Olivier Danino : Cet accord est avant tout l’annonce qu’un gouvernement intérimaire sera formé dont la direction sera assurée par l’actuel président de l’OLP, Mahmoud Abbas, le temps que les Palestiniens puissent organiser des élections. Cela n’a rien de nouveau. Un premier accord a effectivement été obtenu au Caire entre le Hamas et le Fatah [principal parti de l’OLP, ndlr] en avril-mai 2011 et un deuxième à Doha en février 2012. Cette réconciliation est avant tout l’application de ce dernier accord.

Mais c’est surtout un effet d’annonce qui laisse beaucoup de questions en suspens : on ne sait pas encore quels points ont été effectivement négociés, s’il y a eu des négociations avec d’autres États qui pourraient soutenir cette démarche, et surtout si les deux camps sont parvenus à se mettre d’accord sur une stratégie commune vis-à-vis d’Israël et sur la manière dont ils vont se partager les responsabilités et le pouvoir au sein de l’appareil sécuritaire palestinien.

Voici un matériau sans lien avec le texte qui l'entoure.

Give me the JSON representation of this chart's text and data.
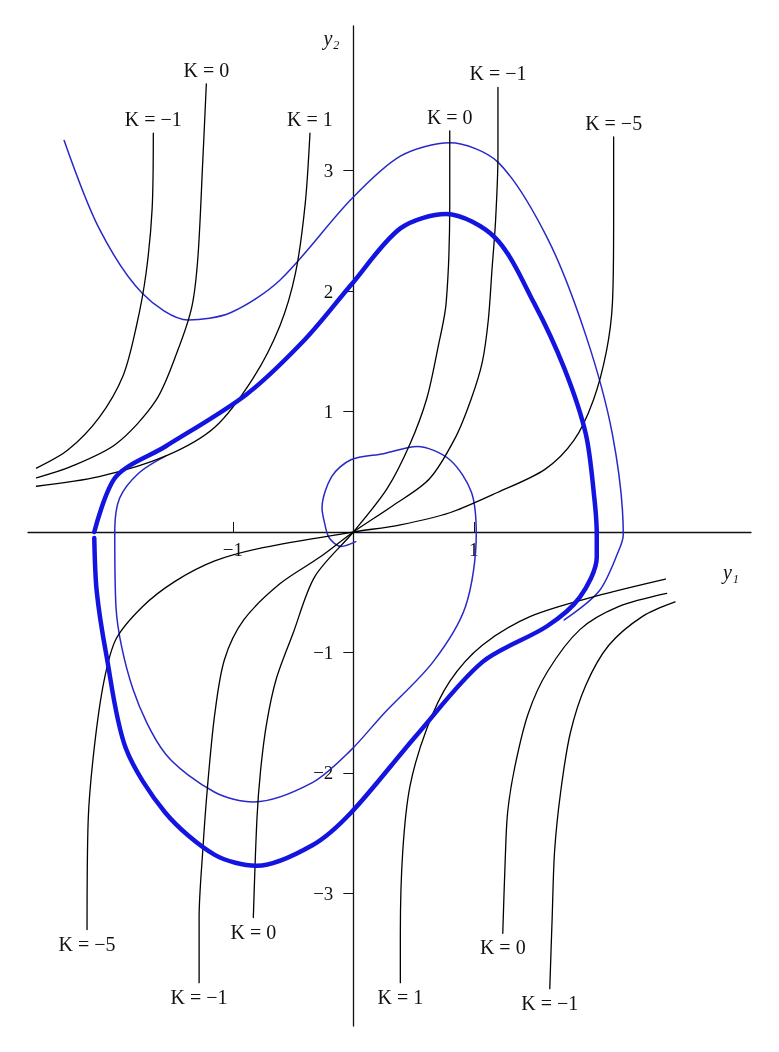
{
  "chart_data": {
    "type": "line",
    "xlabel": "y₁",
    "ylabel": "y₂",
    "xlim": [
      -2.7,
      3.3
    ],
    "ylim": [
      -4.1,
      4.2
    ],
    "xticks": [
      {
        "value": -1,
        "label": "−1"
      },
      1
    ],
    "yticks": [
      {
        "value": -3,
        "label": "−3"
      },
      {
        "value": -2,
        "label": "−2"
      },
      {
        "value": -1,
        "label": "−1"
      },
      1,
      2,
      3
    ],
    "grid": false,
    "marker": "none",
    "line_style": "solid",
    "series": [
      {
        "color": "#1414e0",
        "x": [
          -2.15,
          -1.97,
          -1.56,
          -0.89,
          -0.4,
          -0.02,
          0.39,
          0.77,
          1.18,
          1.5,
          1.75,
          1.93,
          2.0,
          2.02,
          2.02,
          1.88,
          1.61,
          1.07,
          0.53,
          -0.02,
          -0.34,
          -0.8,
          -1.15,
          -1.56,
          -1.89,
          -2.05,
          -2.13,
          -2.15
        ],
        "values": [
          0,
          0.46,
          0.71,
          1.14,
          1.6,
          2.05,
          2.52,
          2.64,
          2.44,
          1.9,
          1.36,
          0.81,
          0.28,
          -0.02,
          -0.21,
          -0.54,
          -0.78,
          -1.08,
          -1.68,
          -2.33,
          -2.6,
          -2.77,
          -2.68,
          -2.33,
          -1.79,
          -1.02,
          -0.49,
          -0.05
        ]
      },
      {
        "color": "#2828c8",
        "x": [
          -2.4,
          -2.11,
          -1.75,
          -1.37,
          -1.02,
          -0.61,
          -0.02,
          0.39,
          0.8,
          1.2,
          1.61,
          1.93,
          2.15,
          2.24,
          2.2,
          2.04,
          1.75
        ],
        "values": [
          3.25,
          2.52,
          1.98,
          1.76,
          1.82,
          2.09,
          2.76,
          3.12,
          3.23,
          3.07,
          2.44,
          1.63,
          0.81,
          -0.02,
          -0.16,
          -0.49,
          -0.73
        ]
      },
      {
        "color": "#2828c8",
        "x": [
          0.02,
          -0.1,
          -0.2,
          -0.24,
          -0.26,
          -0.18,
          -0.02,
          0.25,
          0.53,
          0.8,
          0.98,
          1.02,
          0.93,
          0.66,
          0.25,
          -0.02,
          -0.34,
          -0.83,
          -1.15,
          -1.56,
          -1.83,
          -1.97,
          -1.98,
          -1.94,
          -1.78,
          -1.56
        ],
        "values": [
          -0.08,
          -0.12,
          -0.05,
          0.08,
          0.2,
          0.46,
          0.6,
          0.65,
          0.71,
          0.6,
          0.33,
          -0.02,
          -0.62,
          -1.08,
          -1.51,
          -1.81,
          -2.08,
          -2.24,
          -2.16,
          -1.84,
          -1.3,
          -0.62,
          0,
          0.28,
          0.49,
          0.63
        ]
      },
      {
        "name": "K = −1",
        "color": "#000000",
        "x": [
          -2.63,
          -2.37,
          -2.11,
          -1.91,
          -1.8,
          -1.72,
          -1.67,
          -1.66
        ],
        "values": [
          0.53,
          0.68,
          0.95,
          1.3,
          1.71,
          2.15,
          2.68,
          3.31
        ]
      },
      {
        "name": "K = 0",
        "color": "#000000",
        "x": [
          -2.63,
          -2.35,
          -1.97,
          -1.64,
          -1.46,
          -1.34,
          -1.29,
          -1.25,
          -1.22
        ],
        "values": [
          0.45,
          0.54,
          0.73,
          1.09,
          1.5,
          1.87,
          2.28,
          3.07,
          3.72
        ]
      },
      {
        "name": "K = 1",
        "color": "#000000",
        "x": [
          -2.63,
          -2.11,
          -1.56,
          -1.15,
          -0.83,
          -0.61,
          -0.48,
          -0.4,
          -0.36
        ],
        "values": [
          0.38,
          0.46,
          0.63,
          0.87,
          1.28,
          1.71,
          2.15,
          2.72,
          3.31
        ]
      },
      {
        "name": "K = 0",
        "color": "#000000",
        "x": [
          -0.83,
          -0.8,
          -0.77,
          -0.72,
          -0.64,
          -0.5,
          -0.32,
          0,
          0.28,
          0.47,
          0.61,
          0.7,
          0.77,
          0.8,
          0.8
        ],
        "values": [
          -3.2,
          -2.38,
          -1.98,
          -1.59,
          -1.22,
          -0.84,
          -0.37,
          0,
          0.36,
          0.73,
          1.11,
          1.52,
          1.9,
          2.72,
          3.33
        ]
      },
      {
        "name": "K = −1",
        "color": "#000000",
        "x": [
          -1.28,
          -1.28,
          -1.25,
          -1.21,
          -1.15,
          -1.07,
          -0.91,
          -0.61,
          -0.28,
          0,
          0.33,
          0.63,
          0.85,
          0.98,
          1.07,
          1.12,
          1.15,
          1.18,
          1.2,
          1.2
        ],
        "values": [
          -3.74,
          -3.2,
          -2.65,
          -2.11,
          -1.51,
          -1.06,
          -0.73,
          -0.43,
          -0.21,
          0,
          0.22,
          0.44,
          0.79,
          1.11,
          1.41,
          1.76,
          2.17,
          2.58,
          3.12,
          3.69
        ]
      },
      {
        "name": "K = −5",
        "color": "#000000",
        "x": [
          -2.21,
          -2.2,
          -2.15,
          -2.07,
          -1.97,
          -1.75,
          -1.48,
          -1.15,
          -0.75,
          0,
          0.39,
          0.8,
          1.2,
          1.59,
          1.83,
          1.99,
          2.1,
          2.15,
          2.16,
          2.16
        ],
        "values": [
          -3.3,
          -2.38,
          -1.79,
          -1.24,
          -0.89,
          -0.62,
          -0.41,
          -0.24,
          -0.13,
          0,
          0.06,
          0.16,
          0.33,
          0.52,
          0.76,
          1.09,
          1.5,
          1.9,
          2.58,
          3.28
        ]
      },
      {
        "name": "K = 1",
        "color": "#000000",
        "x": [
          2.59,
          2.02,
          1.47,
          1.07,
          0.8,
          0.61,
          0.47,
          0.41,
          0.39,
          0.39
        ],
        "values": [
          -0.39,
          -0.53,
          -0.7,
          -0.94,
          -1.24,
          -1.63,
          -2.11,
          -2.65,
          -3.33,
          -3.74
        ]
      },
      {
        "name": "K = 0",
        "color": "#000000",
        "x": [
          2.6,
          2.2,
          1.88,
          1.61,
          1.45,
          1.34,
          1.28,
          1.26,
          1.24
        ],
        "values": [
          -0.51,
          -0.62,
          -0.81,
          -1.16,
          -1.51,
          -1.95,
          -2.33,
          -2.73,
          -3.33
        ]
      },
      {
        "name": "K = −1",
        "color": "#000000",
        "x": [
          2.67,
          2.4,
          2.12,
          1.93,
          1.8,
          1.72,
          1.67,
          1.65,
          1.63
        ],
        "values": [
          -0.58,
          -0.7,
          -0.94,
          -1.27,
          -1.67,
          -2.16,
          -2.65,
          -3.2,
          -3.79
        ]
      }
    ]
  }
}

JOL Press : Quels compromis les deux partis ont-ils dû faire ?
 

Olivier Danino : Jusqu’à l’accord de Doha, le Hamas refusait par exemple que le président de l’OLP assure, le temps de l’intérim, à la fois le poste de Président et le poste de Premier ministre. Le Hamas voulait placer quelqu’un d’indépendant, qui n’appartienne ni au Hamas ni au Fatah, au poste de Premier ministre, le temps qu’il puisse assurer le déroulement des élections.

Cela a été un compromis du Hamas qui a finalement accepté que Mahmoud Abbas assure les deux postes. Il y a donc eu des compromis mais pour l’instant, nous savons juste qu’une période d’intérim va être assurée et qu’il y aura des élections d’ici quelques mois.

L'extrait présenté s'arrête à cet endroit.